Now 27 and living in New York, Batiste brings New Orleans' eclectic spirit to his current venture, Jon Batiste and Stay Human, a keyboard-percussion-saxophone-tuba quartet that will play Tuesday in Ferguson Hall at the David A. Straz Jr. Center for the Performing Arts.
It's not just hometown jazz and rhythm and blues, though. Batiste wanted to reflect all the other things that people his age have listened to — pop, hip-hop, soul — along with his experience of living the past decade in New York.
Batiste and his bandmates went to Juilliard together. "And we have a shared experience, so we're taking our chemistry and creating a sound that really resonates with what's going on right now in our generation." The Internet, he said, has given people access to types of music they might not have been exposed to before. "So everything is becoming not a specific genre but a mix of things."
Listening to the band's most recent album, Social Music, one hears echoes of Branford Marsalis, John Coltrane, Stevie Wonder, the Neville Brothers, even the Rolling Stones.

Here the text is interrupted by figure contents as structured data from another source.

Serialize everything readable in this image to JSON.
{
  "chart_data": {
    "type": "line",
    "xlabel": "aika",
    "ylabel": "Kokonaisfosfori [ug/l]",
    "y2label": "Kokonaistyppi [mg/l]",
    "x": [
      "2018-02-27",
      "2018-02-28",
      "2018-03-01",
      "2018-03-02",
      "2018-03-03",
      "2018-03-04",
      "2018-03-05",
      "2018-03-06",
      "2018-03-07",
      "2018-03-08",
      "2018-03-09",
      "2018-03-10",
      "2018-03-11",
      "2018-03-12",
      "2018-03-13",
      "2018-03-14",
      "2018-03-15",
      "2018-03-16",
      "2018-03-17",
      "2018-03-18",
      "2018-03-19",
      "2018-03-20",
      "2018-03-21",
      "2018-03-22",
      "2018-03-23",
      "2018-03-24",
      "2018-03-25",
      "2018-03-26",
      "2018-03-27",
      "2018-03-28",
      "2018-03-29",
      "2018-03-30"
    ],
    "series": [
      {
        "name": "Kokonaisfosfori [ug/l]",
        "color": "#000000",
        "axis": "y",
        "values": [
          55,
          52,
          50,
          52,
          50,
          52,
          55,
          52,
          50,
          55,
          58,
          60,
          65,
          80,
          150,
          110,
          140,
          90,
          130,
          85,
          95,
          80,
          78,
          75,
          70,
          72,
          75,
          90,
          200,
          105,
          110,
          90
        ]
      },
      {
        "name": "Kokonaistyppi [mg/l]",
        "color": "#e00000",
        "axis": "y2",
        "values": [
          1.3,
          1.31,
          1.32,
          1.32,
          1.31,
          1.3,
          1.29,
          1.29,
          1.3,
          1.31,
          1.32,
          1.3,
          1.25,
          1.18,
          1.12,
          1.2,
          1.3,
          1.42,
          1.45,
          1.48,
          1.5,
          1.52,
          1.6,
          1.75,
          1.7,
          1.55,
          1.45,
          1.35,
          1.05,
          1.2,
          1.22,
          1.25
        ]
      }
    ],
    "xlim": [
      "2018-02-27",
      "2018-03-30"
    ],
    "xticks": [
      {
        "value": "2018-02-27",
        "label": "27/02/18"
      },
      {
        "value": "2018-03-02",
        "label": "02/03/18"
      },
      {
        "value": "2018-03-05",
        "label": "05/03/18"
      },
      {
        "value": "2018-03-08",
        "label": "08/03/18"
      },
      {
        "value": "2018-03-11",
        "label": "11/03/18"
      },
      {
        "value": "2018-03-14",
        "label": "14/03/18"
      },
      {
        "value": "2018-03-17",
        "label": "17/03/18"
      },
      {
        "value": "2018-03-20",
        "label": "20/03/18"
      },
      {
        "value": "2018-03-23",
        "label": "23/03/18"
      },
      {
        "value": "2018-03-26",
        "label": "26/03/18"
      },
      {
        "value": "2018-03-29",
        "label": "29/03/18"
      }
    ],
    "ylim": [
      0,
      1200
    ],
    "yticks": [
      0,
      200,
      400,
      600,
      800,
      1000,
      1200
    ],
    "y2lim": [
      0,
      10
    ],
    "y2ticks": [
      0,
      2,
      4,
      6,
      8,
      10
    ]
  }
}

"Oh yeah, all that's in there," Batiste laughed. "I think the echoes that you hear … are like when you have a friend and you share some similar interests. You both know something about that specific thing that excites you. You hear (something) in my music because that excites me. You wouldn't recognize it if you weren't a fan of it also."
In addition to a conventional piano, Batiste likes to perform with a light and portable keyboard blown by the mouth. It's like a melodica, which sounds like a reed instrument. But it's a hybrid of Batiste's own invention — "more of a brass instrument, kind of like a horn, a harmonica and a keyboard put together."
"I love the idea of standing up and being mobile — taking music to people where they are. If you don't have the constraint of being at the piano the entire night, there's a lot more you can do as a performer."
The instrument also allows the entire band to play wherever it wants to, whether it's the subway or Carnegie Hall. (There's that legacy of New Orleans again. Think of those brass bands, which put music on the street, at the center of people's lives.)
Said Batiste of the band's current album title, as well as its philosophy: "Social music is really about bringing people together."